En las cuatro últimas encuestas también se preguntó explícitamente por el voto de los catalanes ante un hipotético referéndum sobre la independencia de Cataluña y la mayoría siempre se ha inclinado por el voto afirmativo, aunque en esta última encuesta se supera, por primera vez, el relevante porcentaje del 50%.

Paralelamente, el número de partidos políticos independentistas también ha aumentado desde las últimas elecciones autonómicas. ERC, SI y Democràcia Catalana tienen representación parlamentaria (con 10, 3 y 1 diputados, respectivamente), pero hay que sumar los 40.000 votos que consiguió Reagrupament y los que habría obtenido la CUP, que no se presentó en las autonómicas pero que consiguió 65.000 votos en las municipales de 2011. No hay que olvidar, además, que el principal partido del Gobierno, CDC, aprobó en su último congreso el objetivo político de conseguir un Estado propio para Cataluña y que su presidente fundador, Jordi Pujol, se ha mostrado partidario de la independencia de Cataluña y acaba de afirmar que “conseguir la independencia es difícil, pero no más que la supervivencia de Cataluña dentro de la España contemporánea”.

El número de partidos políticos independentistas también ha aumentado desde las últimas elecciones autonómicas

Pero hay otro dato relevante que curiosamente pasa desapercibido: el independentismo catalán es mayoritariamente de izquierdas. La recién encuesta del CEO indica que más del 70% de los que afirman que Cataluña debería ser independiente y de los que aseguran que votarían a favor de la independencia si mañana hubiera un referéndum son de izquierdas. Así, los votantes de CiU que se declaran independentistas son los que más arrastran a la federación hacia posiciones ideológicas progresistas. Y en cuanto a los partidos de izquierdas federalistas, PSC e ICV-EUiA, el 30% y más de la mitad de su electorado, respectivamente, votaría a favor de la independencia de Cataluña.

Por su parte, los votantes del PSC de las últimas elecciones autonómicas son los que porcentualmente más han evolucionado hacia posiciones favorables a que las Administraciones catalanas tengan plena capacidad de recaudar y distribuir todos los impuestos (el 73% de los votantes socialistas se muestra a favor).

Estos datos deberían hacer reflexionar a todo el espectro político. El nacionalismo conservador debería ser consciente de que se ha ido alimentando de una eficaz pedagogía independentista de la izquierda ideológica. Por su parte, la izquierda de tradición federalista debería abandonar su percepción del independentismo como una opción de antaño visceral y frívola, reconocer que el nuevo independentismo aporta un inventario de argumentos políticos de gran calado y empezar a estudiar cómo hacer compatible los valores del federalismo con el reconocimiento del derecho a decidir y el avance del independentismo ciudadano.

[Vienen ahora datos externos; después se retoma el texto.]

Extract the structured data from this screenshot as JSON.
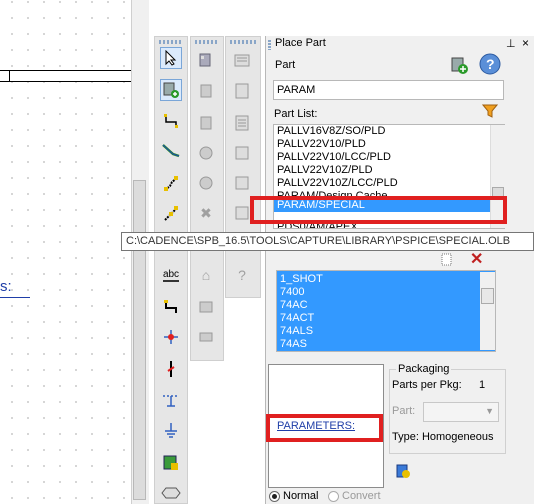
{
  "panel": {
    "title": "Place Part",
    "pin_icon": "pin-icon",
    "close_icon": "close-icon",
    "part_label": "Part",
    "part_value": "PARAM",
    "part_list_label": "Part List:",
    "part_list": [
      "PALLV16V8Z/SO/PLD",
      "PALLV22V10/PLD",
      "PALLV22V10/LCC/PLD",
      "PALLV22V10Z/PLD",
      "PALLV22V10Z/LCC/PLD",
      "PARAM/Design Cache",
      "PARAM/SPECIAL",
      "PDS0/AM/APEX"
    ],
    "selected_part": "PARAM/SPECIAL",
    "tooltip": "C:\\CADENCE\\SPB_16.5\\TOOLS\\CAPTURE\\LIBRARY\\PSPICE\\SPECIAL.OLB",
    "libraries": [
      "1_SHOT",
      "7400",
      "74AC",
      "74ACT",
      "74ALS",
      "74AS"
    ],
    "preview_text": "PARAMETERS:",
    "packaging": {
      "title": "Packaging",
      "parts_per_pkg_label": "Parts per Pkg:",
      "parts_per_pkg_value": "1",
      "part_label": "Part:",
      "type_label": "Type: Homogeneous"
    },
    "radio_normal": "Normal",
    "radio_convert": "Convert"
  },
  "canvas": {
    "label": "s:"
  },
  "toolbar": {
    "icons": [
      "select-icon",
      "place-part-icon",
      "wire-icon",
      "bus-icon",
      "junction-icon",
      "bus-entry-icon",
      "net-alias-icon",
      "net-group-icon",
      "power-icon",
      "ground-icon",
      "off-page-icon",
      "hier-block-icon",
      "text-icon",
      "line-icon",
      "polyline-icon"
    ],
    "abc_label": "abc"
  }
}
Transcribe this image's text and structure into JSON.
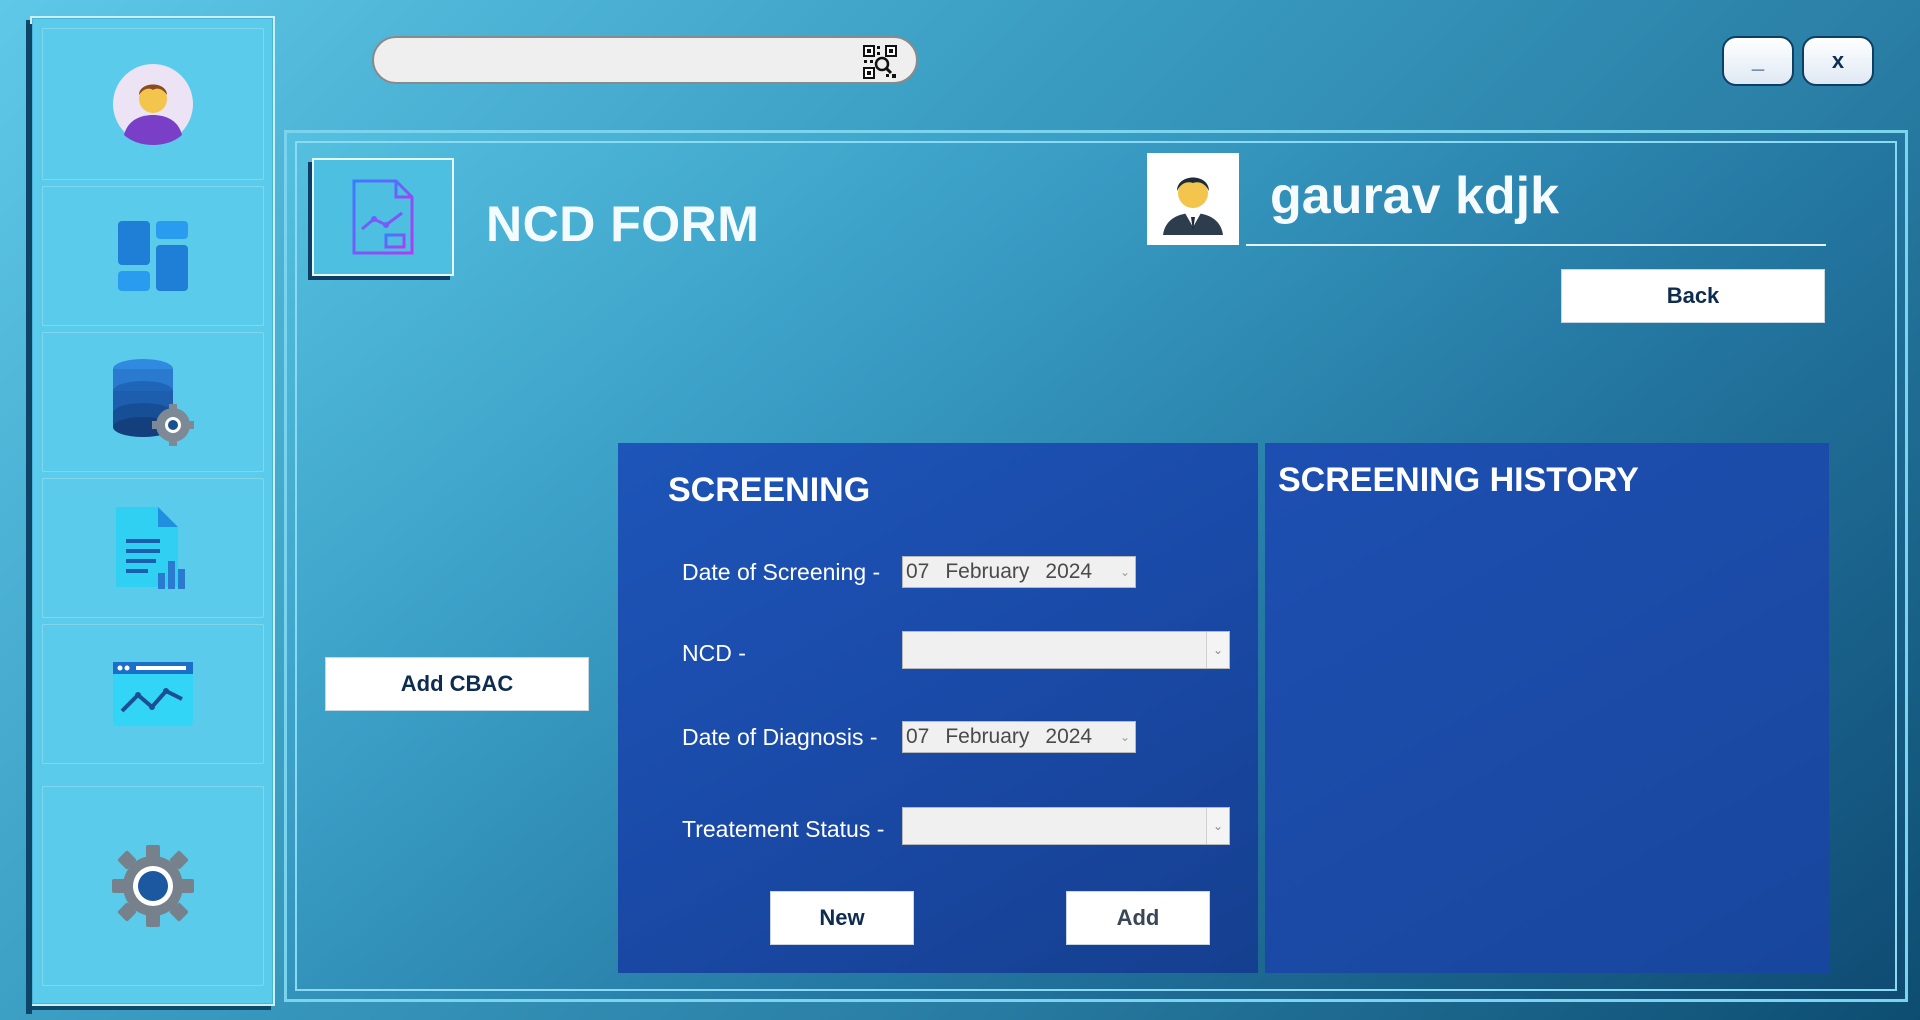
{
  "search": {
    "value": "",
    "icon": "qr-scan-icon"
  },
  "window": {
    "minimize_label": "_",
    "close_label": "x"
  },
  "sidebar": {
    "items": [
      {
        "name": "profile",
        "icon": "user-avatar-icon"
      },
      {
        "name": "dashboard",
        "icon": "dashboard-icon"
      },
      {
        "name": "database",
        "icon": "database-settings-icon"
      },
      {
        "name": "reports",
        "icon": "report-document-icon"
      },
      {
        "name": "analytics",
        "icon": "analytics-chart-icon"
      },
      {
        "name": "settings",
        "icon": "gear-icon"
      }
    ]
  },
  "header": {
    "title": "NCD FORM",
    "username": "gaurav kdjk",
    "back_label": "Back"
  },
  "actions": {
    "add_cbac_label": "Add CBAC"
  },
  "screening": {
    "title": "SCREENING",
    "date_of_screening_label": "Date of Screening -",
    "date_of_screening": {
      "day": "07",
      "month": "February",
      "year": "2024"
    },
    "ncd_label": "NCD -",
    "ncd_value": "",
    "date_of_diagnosis_label": "Date of Diagnosis -",
    "date_of_diagnosis": {
      "day": "07",
      "month": "February",
      "year": "2024"
    },
    "treatment_status_label": "Treatement Status -",
    "treatment_status_value": "",
    "new_label": "New",
    "add_label": "Add"
  },
  "history": {
    "title": "SCREENING HISTORY"
  },
  "colors": {
    "panel_blue": "#1b4ca9",
    "sidebar_cyan": "#5bcbeb",
    "text_dark": "#0e2c50"
  }
}
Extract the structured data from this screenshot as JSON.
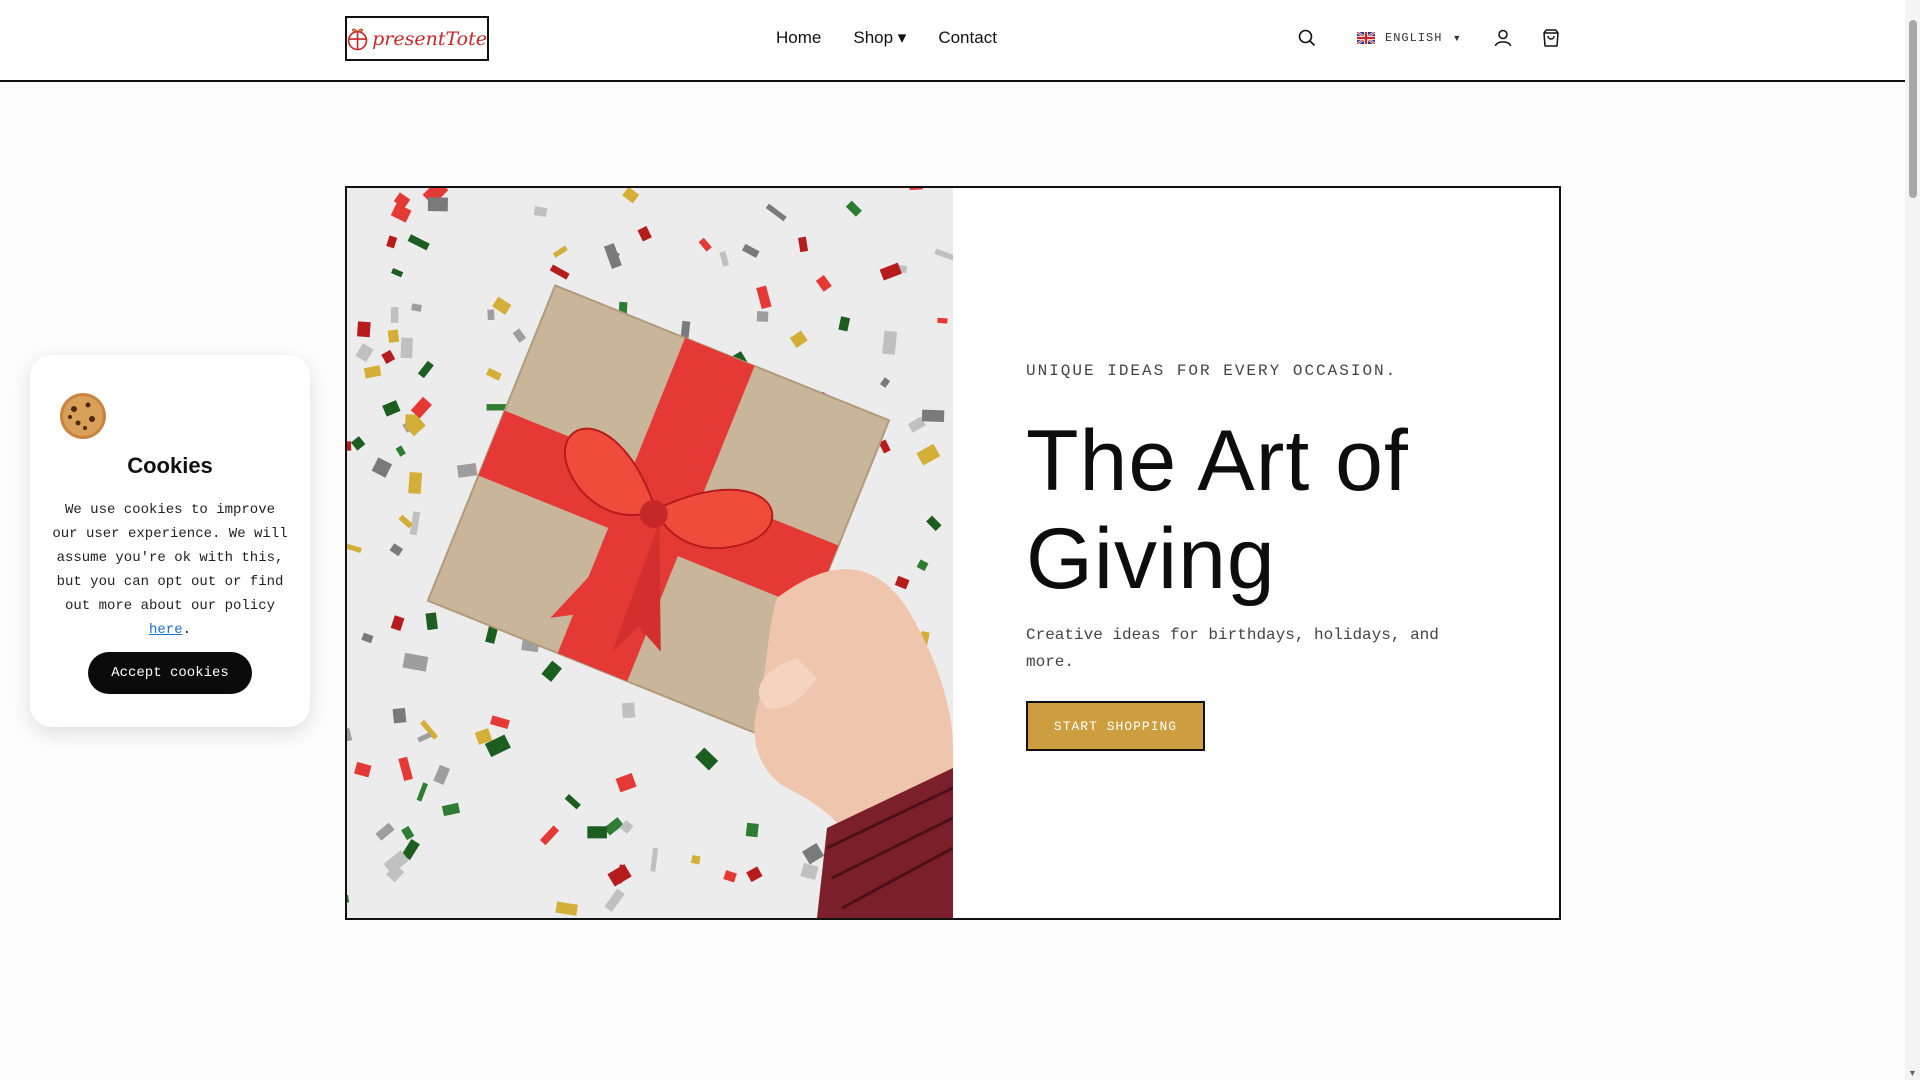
{
  "header": {
    "logo_text": "presentTote",
    "nav": [
      {
        "label": "Home"
      },
      {
        "label": "Shop ▾"
      },
      {
        "label": "Contact"
      }
    ],
    "language": "ENGLISH"
  },
  "hero": {
    "eyebrow": "UNIQUE IDEAS FOR EVERY OCCASION.",
    "title": "The Art of Giving",
    "subtitle": "Creative ideas for birthdays, holidays, and more.",
    "cta_label": "START SHOPPING"
  },
  "cookie": {
    "title": "Cookies",
    "text": "We use cookies to improve our user experience. We will assume you're ok with this, but you can opt out or find out more about our policy ",
    "link_label": "here",
    "text_end": ".",
    "button_label": "Accept cookies"
  },
  "colors": {
    "accent": "#cc9e3f",
    "logo_red": "#c62828",
    "ribbon_red": "#e53935",
    "link": "#1e6fd0"
  },
  "icons": [
    "gift-logo-icon",
    "search-icon",
    "uk-flag-icon",
    "caret-down-icon",
    "user-icon",
    "shopping-bag-icon",
    "cookie-icon"
  ]
}
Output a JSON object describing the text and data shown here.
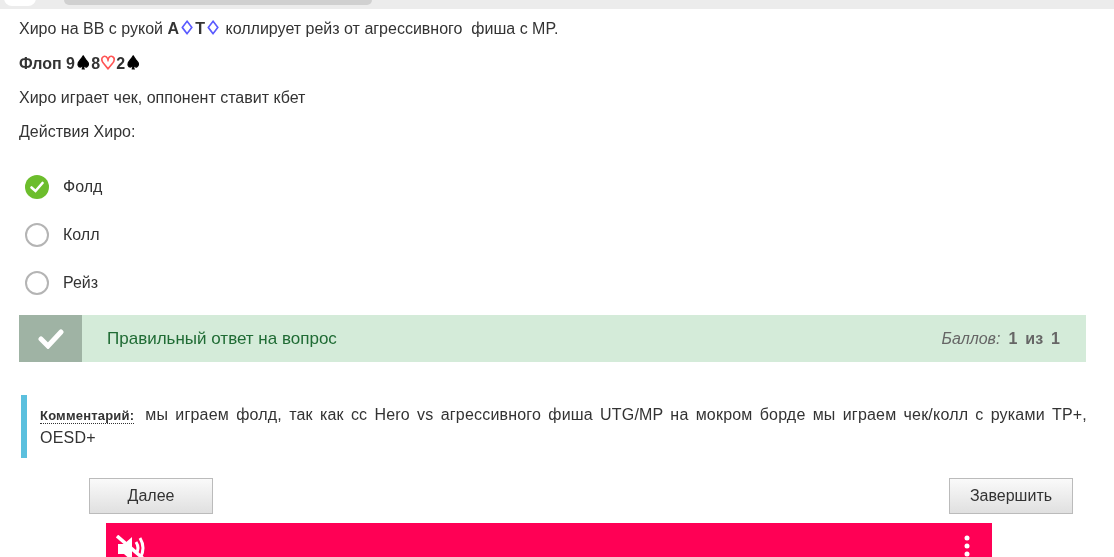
{
  "question": {
    "lines": [
      [
        {
          "kind": "plain",
          "text": "Хиро на BB с рукой "
        },
        {
          "kind": "bold",
          "text": "A"
        },
        {
          "kind": "suit",
          "text": "♢",
          "color": "#5b5bff"
        },
        {
          "kind": "bold",
          "text": "T"
        },
        {
          "kind": "suit",
          "text": "♢",
          "color": "#5b5bff"
        },
        {
          "kind": "plain",
          "text": " коллирует рейз от агрессивного  фиша с MP."
        }
      ],
      [
        {
          "kind": "bold",
          "text": "Флоп 9"
        },
        {
          "kind": "suit",
          "text": "♠",
          "color": "#000000"
        },
        {
          "kind": "bold",
          "text": "8"
        },
        {
          "kind": "suit",
          "text": "♡",
          "color": "#ff5555"
        },
        {
          "kind": "bold",
          "text": "2"
        },
        {
          "kind": "suit",
          "text": "♠",
          "color": "#000000"
        }
      ],
      [
        {
          "kind": "plain",
          "text": "Хиро играет чек, оппонент ставит кбет"
        }
      ],
      [
        {
          "kind": "plain",
          "text": "Действия Хиро:"
        }
      ]
    ]
  },
  "options": [
    {
      "label": "Фолд",
      "selected": true
    },
    {
      "label": "Колл",
      "selected": false
    },
    {
      "label": "Рейз",
      "selected": false
    }
  ],
  "feedback": {
    "correct": true,
    "message": "Правильный ответ на вопрос",
    "score_label": "Баллов:",
    "score": "1",
    "of": "из",
    "max": "1"
  },
  "comment": {
    "label": "Комментарий:",
    "text": "мы играем фолд, так как cc Hero vs агрессивного фиша UTG/MP на мокром борде мы играем чек/колл с руками TP+, OESD+"
  },
  "buttons": {
    "next": "Далее",
    "finish": "Завершить"
  }
}
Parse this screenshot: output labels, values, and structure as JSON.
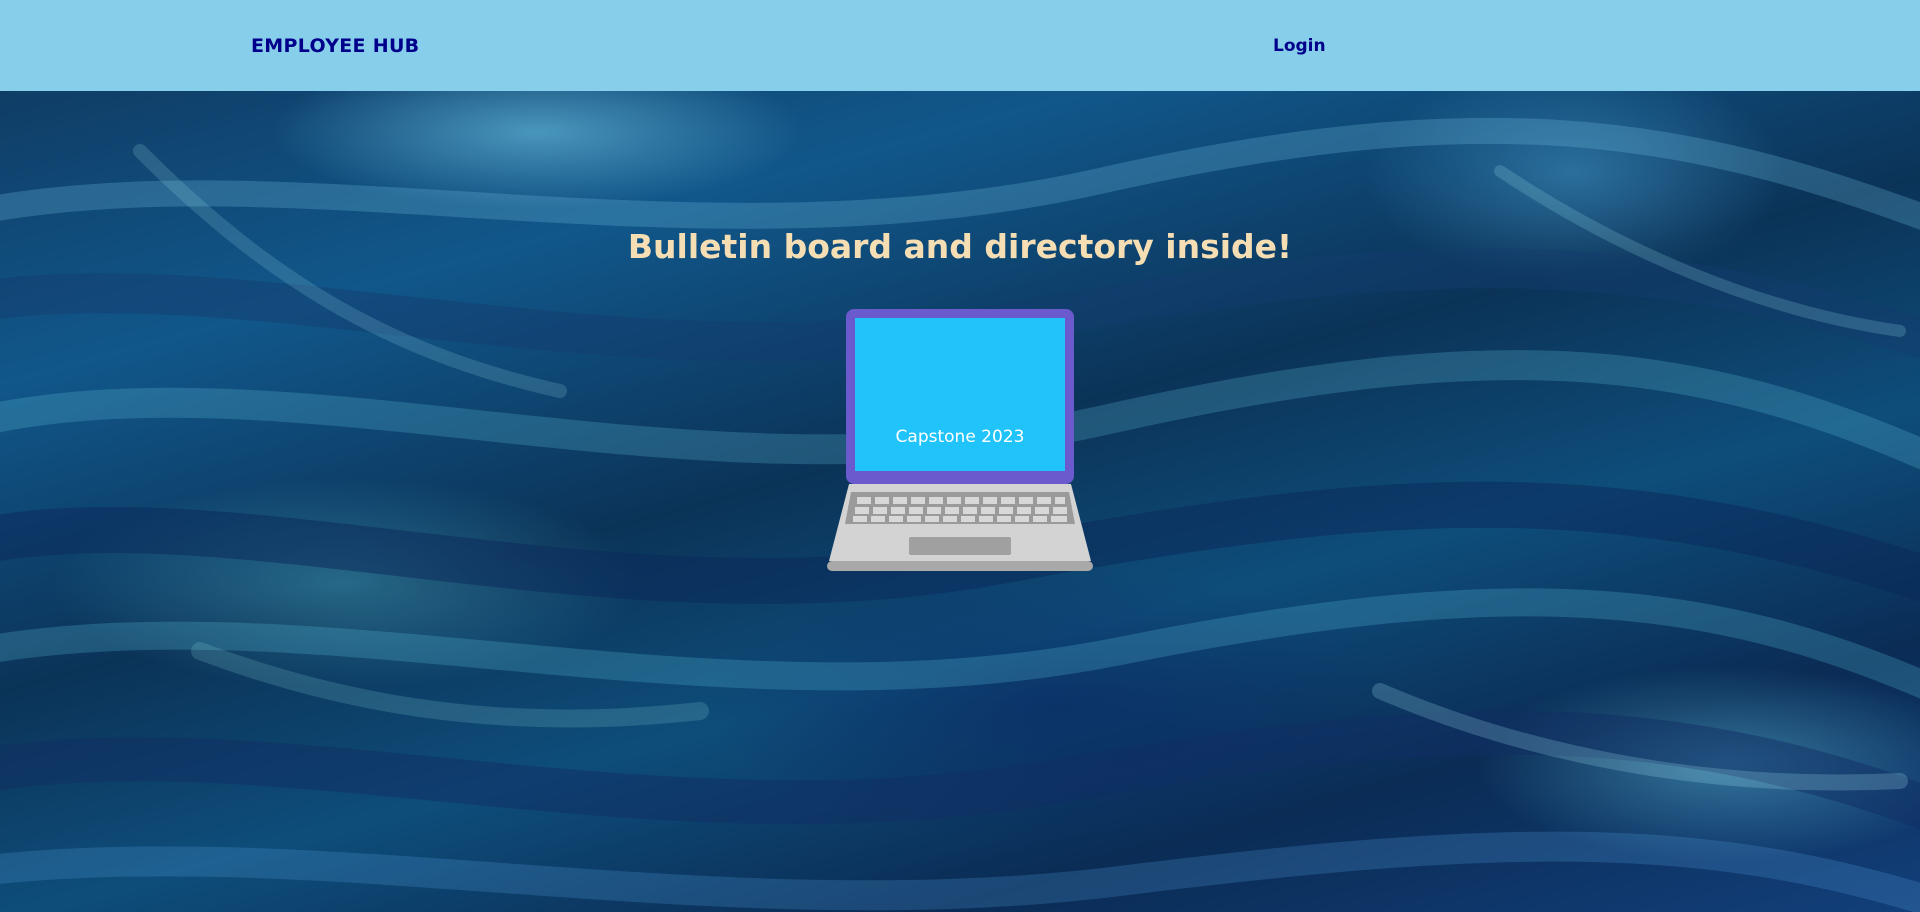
{
  "navbar": {
    "brand": "EMPLOYEE HUB",
    "login_label": "Login"
  },
  "hero": {
    "headline": "Bulletin board and directory inside!",
    "laptop_screen_text": "Capstone 2023"
  },
  "icons": {
    "laptop": "laptop-icon"
  },
  "colors": {
    "navbar_bg": "#87ceeb",
    "nav_text": "#00008b",
    "headline": "#f5deb3",
    "laptop_frame": "#6a5acd",
    "laptop_screen": "#21c3fb"
  }
}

Los múltiples partidos independentistas deberían valorar positivamente la transversalidad partidista del actual independentismo y observar que los defensores de una Cataluña independiente siguen siendo fieles a los valores más genuinos de la izquierda. Finalmente, el Gobierno de Cataluña tendría que estar preparado para dar respuesta a una voluntad popular cada vez más favorable a la independencia de Cataluña y, en lugar de desmantelar el Estado de bienestar, debería empezar a trazar una hoja de ruta democrática, rigurosa, precisa, negociada y consensuada, política y socialmente, para conseguir este objetivo social.